Given the \( x \)-intercepts of a parabola, write the equation of the line of symmetry. 20. \( x \)-intercepts: \( (-3,0) \) and \( (3,0) \) 21. \( x \)-intercepts: \( (-4,0) \) and \( (16,0) \) 22. \( x \)-intercepts: \( (-2,0) \) and \( (5,0) \) 23. \( x \)-intercepts: \( (-14,0) \) and \( (-3,0) \) 24. \( x \)-intercepts: \( (17,0) \) and \( (33,0) \) 25. \( x \)-intercepts: \( (-0.75,0) \) and \( (2.25,0) \)

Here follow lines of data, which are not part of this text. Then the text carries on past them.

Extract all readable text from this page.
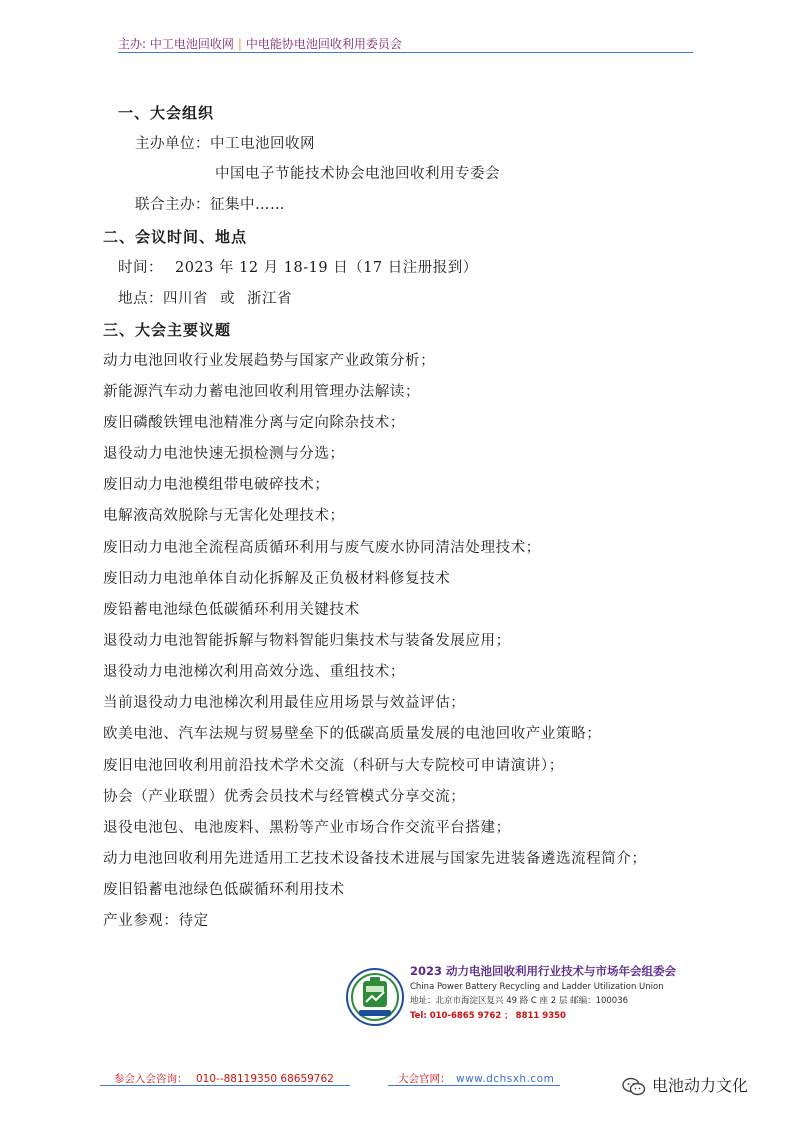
主办: 中工电池回收网 | 中电能协电池回收利用委员会
一、大会组织
主办单位：中工电池回收网
中国电子节能技术协会电池回收利用专委会
联合主办：征集中……
二、会议时间、地点
时间： 2023 年 12 月 18-19 日（17 日注册报到）
地点：四川省 或 浙江省
三、大会主要议题
动力电池回收行业发展趋势与国家产业政策分析；
新能源汽车动力蓄电池回收利用管理办法解读；
废旧磷酸铁锂电池精准分离与定向除杂技术；
退役动力电池快速无损检测与分选；
废旧动力电池模组带电破碎技术；
电解液高效脱除与无害化处理技术；
废旧动力电池全流程高质循环利用与废气废水协同清洁处理技术；
废旧动力电池单体自动化拆解及正负极材料修复技术
废铅蓄电池绿色低碳循环利用关键技术
退役动力电池智能拆解与物料智能归集技术与装备发展应用；
退役动力电池梯次利用高效分选、重组技术；
当前退役动力电池梯次利用最佳应用场景与效益评估；
欧美电池、汽车法规与贸易壁垒下的低碳高质量发展的电池回收产业策略；
废旧电池回收利用前沿技术学术交流（科研与大专院校可申请演讲）；
协会（产业联盟）优秀会员技术与经管模式分享交流；
退役电池包、电池废料、黑粉等产业市场合作交流平台搭建；
动力电池回收利用先进适用工艺技术设备技术进展与国家先进装备遴选流程简介；
废旧铅蓄电池绿色低碳循环利用技术
产业参观：待定
2023 动力电池回收利用行业技术与市场年会组委会
China Power Battery Recycling and Ladder Utilization Union
地址：北京市海淀区复兴 49 路 C 座 2 层 邮编：100036
Tel: 010-6865 9762 ； 8811 9350
参会入会咨询： 010--88119350 68659762	大会官网： www.dchsxh.com	电池动力文化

The line of symmetry of a parabola can be found by averaging the \( x \)-coordinates of the \( x \)-intercepts. This is because the line of symmetry is located exactly in the middle of the intercepts. For example, if the \( x \)-intercepts are \( (-3,0) \) and \( (3,0) \), you would calculate the average as follows: \(\frac{-3 + 3}{2} = 0\). Therefore, the equation of the line of symmetry is \( x = 0 \). For \( x \)-intercepts of \( (-4,0) \) and \( (16,0) \), calculate \(\frac{-4 + 16}{2} = 6\), resulting in the equation of the line of symmetry being \( x = 6 \). Just keep following this method, and you’ll quickly find those lines of symmetry!